BTW I think what I'm looking for, ideally, is a sort of best practices
forum or something. Objc is trivial to learn but, like most languages,
difficult to skillfully wield. An Effective Objective-C book would be
really useful.
Thanks again,
---Rick
On Apr 18, 2005, at 9:28 PM, Andrew White wrote:
Rick Kitts wrote:
Hello. I'm working on a class that uses a delegate. I was looking at
how Apple does this sort of thing and ran into NSXMLParser. It takes
a delegate, of course, and the delegate interface is declared as
follows:
// The parser's delegate is informed of events through the methods in
the NSXMLParserDelegateEventAdditions category.
@interface NSObject (NSXMLParserDelegateEventAdditions)
To be honest, I'm not sure that this means. Does
NSXMLParserDelegateEventAdditions
define a type that I can subclass?
What the declaration means is that the
NSXMLParserDelegateEventAdditions category adds the listed methods to
the NSObject class. Since everything inherits from NSObject, these
methods are available to all objects in the system. Typically, a
category will also define default implementations so that objects that
are unaware of the category don't have problems if called
unintentionally.
So, I guess what I'm asking is can anyone either a) explain what this
stuff is trying to do or b) point me to some docs or a book that can
help me understand this sort of thing? I have read the objc manual
(PDF) from Apples site and I didn't see this sort of thing covered.

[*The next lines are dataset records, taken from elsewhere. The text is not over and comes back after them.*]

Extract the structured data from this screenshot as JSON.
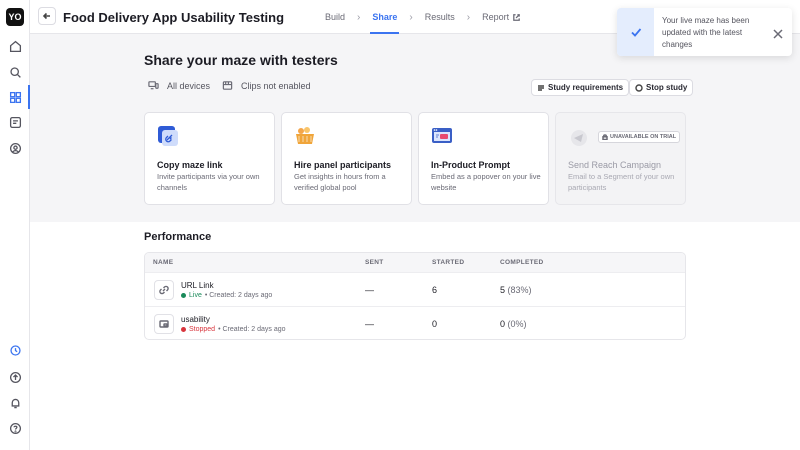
{
  "sidebar": {
    "logo": "YO",
    "items": [
      {
        "icon": "home-icon"
      },
      {
        "icon": "search-icon"
      },
      {
        "icon": "grid-icon"
      },
      {
        "icon": "templates-icon"
      },
      {
        "icon": "participants-icon"
      }
    ],
    "bottom_items": [
      {
        "icon": "activity-icon"
      },
      {
        "icon": "upgrade-icon"
      },
      {
        "icon": "bell-icon"
      },
      {
        "icon": "help-icon"
      }
    ]
  },
  "header": {
    "title": "Food Delivery App Usability Testing",
    "steps": [
      "Build",
      "Share",
      "Results",
      "Report"
    ],
    "active_step": "Share"
  },
  "toast": {
    "message": "Your live maze has been updated with the latest changes"
  },
  "share": {
    "title": "Share your maze with testers",
    "devices_label": "All devices",
    "clips_label": "Clips not enabled",
    "study_requirements_label": "Study requirements",
    "stop_study_label": "Stop study"
  },
  "cards": [
    {
      "title": "Copy maze link",
      "desc": "Invite participants via your own channels",
      "icon": "link-card-icon"
    },
    {
      "title": "Hire panel participants",
      "desc": "Get insights in hours from a verified global pool",
      "icon": "basket-card-icon"
    },
    {
      "title": "In-Product Prompt",
      "desc": "Embed as a popover on your live website",
      "icon": "browser-card-icon"
    },
    {
      "title": "Send Reach Campaign",
      "desc": "Email to a Segment of your own participants",
      "icon": "campaign-card-icon",
      "badge": "UNAVAILABLE ON TRIAL"
    }
  ],
  "performance": {
    "title": "Performance",
    "columns": [
      "NAME",
      "SENT",
      "STARTED",
      "COMPLETED"
    ],
    "rows": [
      {
        "name": "URL Link",
        "status": "Live",
        "created": "• Created: 2 days ago",
        "sent": "—",
        "started": "6",
        "completed": "5",
        "completed_pct": "(83%)",
        "icon": "link-icon"
      },
      {
        "name": "usability",
        "status": "Stopped",
        "created": "• Created: 2 days ago",
        "sent": "—",
        "started": "0",
        "completed": "0",
        "completed_pct": "(0%)",
        "icon": "prompt-icon"
      }
    ]
  },
  "colors": {
    "accent": "#3b74f0",
    "live": "#1a8a5a",
    "stopped": "#d8343c"
  }
}
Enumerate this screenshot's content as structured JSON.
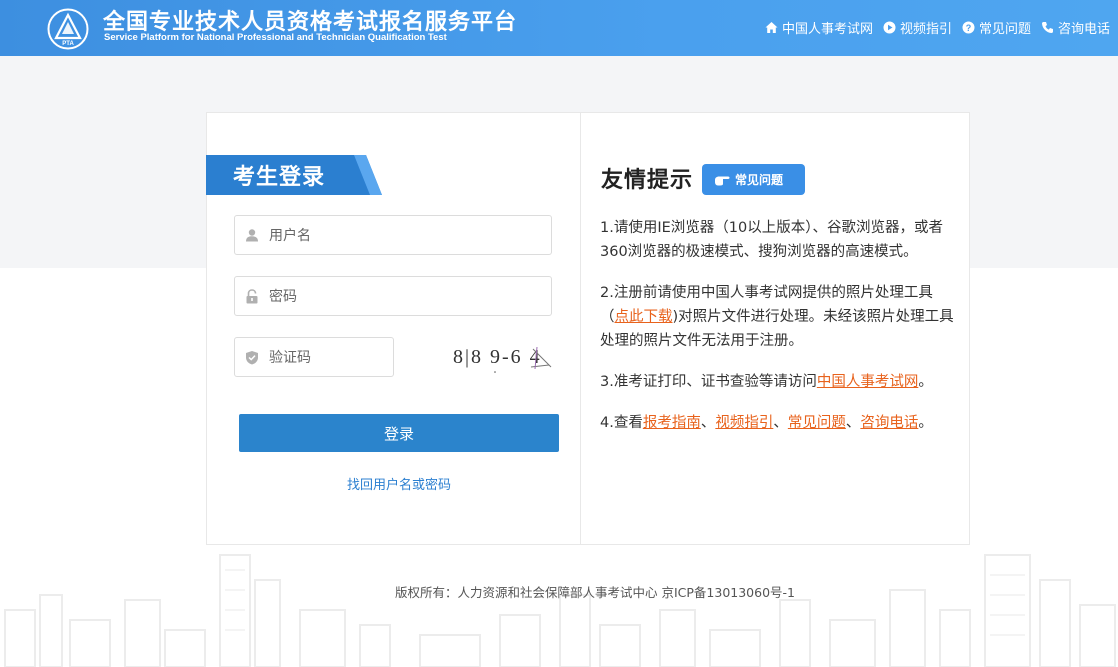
{
  "header": {
    "title_cn": "全国专业技术人员资格考试报名服务平台",
    "title_en": "Service Platform for National Professional and Technician Qualification Test",
    "logo_text": "PTA",
    "nav": [
      {
        "label": "中国人事考试网",
        "icon": "home-icon"
      },
      {
        "label": "视频指引",
        "icon": "play-icon"
      },
      {
        "label": "常见问题",
        "icon": "question-icon"
      },
      {
        "label": "咨询电话",
        "icon": "phone-icon"
      }
    ]
  },
  "login": {
    "title": "考生登录",
    "username_placeholder": "用户名",
    "password_placeholder": "密码",
    "captcha_placeholder": "验证码",
    "captcha_text": "8|8 9-6 4",
    "submit_label": "登录",
    "forgot_label": "找回用户名或密码"
  },
  "tips": {
    "title": "友情提示",
    "faq_badge": "常见问题",
    "item1": "1.请使用IE浏览器（10以上版本）、谷歌浏览器，或者360浏览器的极速模式、搜狗浏览器的高速模式。",
    "item2_pre": "2.注册前请使用中国人事考试网提供的照片处理工具（",
    "item2_link": "点此下载",
    "item2_post": ")对照片文件进行处理。未经该照片处理工具处理的照片文件无法用于注册。",
    "item3_pre": "3.准考证打印、证书查验等请访问",
    "item3_link": "中国人事考试网",
    "item3_post": "。",
    "item4_pre": "4.查看",
    "item4_links": [
      "报考指南",
      "视频指引",
      "常见问题",
      "咨询电话"
    ],
    "item4_sep": "、",
    "item4_post": "。"
  },
  "footer": {
    "text": "版权所有：人力资源和社会保障部人事考试中心 京ICP备13013060号-1"
  },
  "colors": {
    "header_blue": "#4a9ded",
    "button_blue": "#2b84cc",
    "ribbon_blue": "#2b7fd0",
    "link_orange": "#e8621c",
    "band_grey": "#f4f5f7"
  }
}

Since these methods are available to all NSObjects (and, by
inheritance, whatever object you want to be the delegate), all you
need to do is set your object to be the parser object's delegate and
then implement (override) the methods specified by the category. You
don't need to declare anything special, because the category
declaration has already done that for you.
* example:
Declarations and definitions:
@interface NSObject (MyExample)
- (BOOL) dummyExampleMethod;
@end
@implementation NSObject (MyExample)
- (BOOL) dummyExampleMethod
{
return NO;
}
@end
@interface MyObject : NSObject
{
}
@end
@implementation MyObject
- (BOOL) dummyExampleMethod
{
return YES;
}
@end
Code snippet:
NSString * s = @"String";
MyObject * m = [[MyObject alloc] init];
[s dummyExampleMethod] will return NO.
[m dummyExampleMethod] will return YES.
Note that neither the original NSObject nor NSString knew anything
about dummyExampleMethod - we've added it on later.